We sent some ideas to Liz for that spot from that time and Liz talked to Amanda and they chose it together. I don’t know if it was Liz or Amanda or the director, but it was the perfect song. Gabe Hilfer, another music supervisor, told me a few years ago, “I call myself an alternative provider.” And I like it, because that’s what we do. We are constantly providing options. A lot of factors work when you do this, such as previous usage, price tag, what the lyrics are, whether he will choose this song, whether it has got enough radio play. “Dropout”, more than any event, was actually quite easy to put together a playlist because we only had a range of dates for a few years.
Dylan Minette’s character, Tyler, performed an original song for Elizabeth at her 30th birthday party. He’s obviously musically talented because his own band, Wallace-Dylan, wrote the song and how did the idea come about?
In fact, the guy who wrote the song is my friend from the Guster band, Ryan Miller. Liz was like, “I want something sincere and sincere and harmonious,” and I was like, “Oh, Ryan would be perfect!” And Ryan wrote that, like, one day. This is a sweet song. He was like, “It’s almost like she’s in love with Elizabeth, and it’s almost crunchy but really sweet.” The moment he sings it, he realizes that his idol is lying to them all – he performed it so well.
In addition to the songs on the top 40 radios, the show has a lot of indie music from 2000-2010, such as the LCD sound system and Yeah Yeah Yeah. Why was that important to include?

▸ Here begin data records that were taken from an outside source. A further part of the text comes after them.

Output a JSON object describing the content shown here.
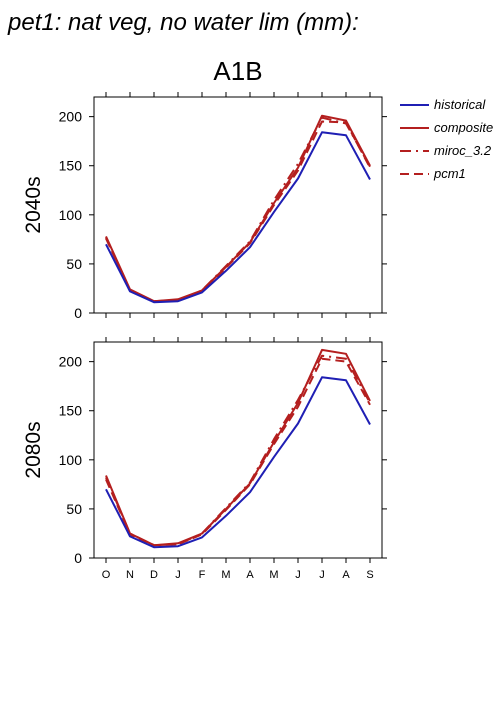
{
  "title": "pet1: nat veg, no water lim (mm):",
  "scenario": "A1B",
  "colors": {
    "historical": "#1f1fb4",
    "future": "#b41f1f"
  },
  "legend": [
    {
      "name": "historical",
      "color": "#1f1fb4",
      "dash": "solid"
    },
    {
      "name": "composite",
      "color": "#b41f1f",
      "dash": "solid"
    },
    {
      "name": "miroc_3.2",
      "color": "#b41f1f",
      "dash": "longdash-dot"
    },
    {
      "name": "pcm1",
      "color": "#b41f1f",
      "dash": "dash"
    }
  ],
  "chart_data": [
    {
      "type": "line",
      "row_label": "2040s",
      "categories": [
        "O",
        "N",
        "D",
        "J",
        "F",
        "M",
        "A",
        "M",
        "J",
        "J",
        "A",
        "S"
      ],
      "ylim": [
        0,
        220
      ],
      "yticks": [
        "0",
        "50",
        "100",
        "150",
        "200"
      ],
      "series": [
        {
          "name": "historical",
          "values": [
            70,
            22,
            11,
            12,
            21,
            43,
            67,
            103,
            137,
            184,
            181,
            136
          ]
        },
        {
          "name": "composite",
          "values": [
            78,
            24,
            12,
            14,
            23,
            47,
            72,
            112,
            148,
            201,
            196,
            150
          ]
        },
        {
          "name": "miroc_3.2",
          "values": [
            77,
            23,
            12,
            13,
            23,
            48,
            73,
            115,
            152,
            199,
            193,
            149
          ]
        },
        {
          "name": "pcm1",
          "values": [
            76,
            23,
            12,
            13,
            22,
            46,
            71,
            110,
            145,
            195,
            194,
            148
          ]
        }
      ]
    },
    {
      "type": "line",
      "row_label": "2080s",
      "categories": [
        "O",
        "N",
        "D",
        "J",
        "F",
        "M",
        "A",
        "M",
        "J",
        "J",
        "A",
        "S"
      ],
      "ylim": [
        0,
        220
      ],
      "yticks": [
        "0",
        "50",
        "100",
        "150",
        "200"
      ],
      "series": [
        {
          "name": "historical",
          "values": [
            70,
            22,
            11,
            12,
            21,
            43,
            67,
            103,
            137,
            184,
            181,
            136
          ]
        },
        {
          "name": "composite",
          "values": [
            84,
            25,
            13,
            15,
            25,
            50,
            76,
            118,
            158,
            212,
            208,
            160
          ]
        },
        {
          "name": "miroc_3.2",
          "values": [
            82,
            25,
            13,
            14,
            25,
            51,
            77,
            121,
            161,
            206,
            203,
            158
          ]
        },
        {
          "name": "pcm1",
          "values": [
            80,
            24,
            13,
            14,
            24,
            49,
            75,
            116,
            154,
            203,
            200,
            156
          ]
        }
      ]
    }
  ]
}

In the early 2000’s, for me, when I was in my 20’s and lived in Williamsburg and I knew all the indie bands and didn’t listen to the radio because I was too quiet to listen to the radio. So to put together a playlist from indie music since 2002, I can do it in my sleep. And then for [Liz] Pick some of them – it was a lot of fun. We were very careful whenever we put those songs, it was definitely not something that one of the characters chose. It was, we are using it as a score and to give some range to the music. These are the time stamps I think a lot of people who are my age and older, scream it for a certain amount of time. For me, it sounds more like a Missy Elliott song in the early 2000s. But in that Sparklehorse and even yes yes yes, when I introduced them they were playing small shows in New York City – it was a lot of fun.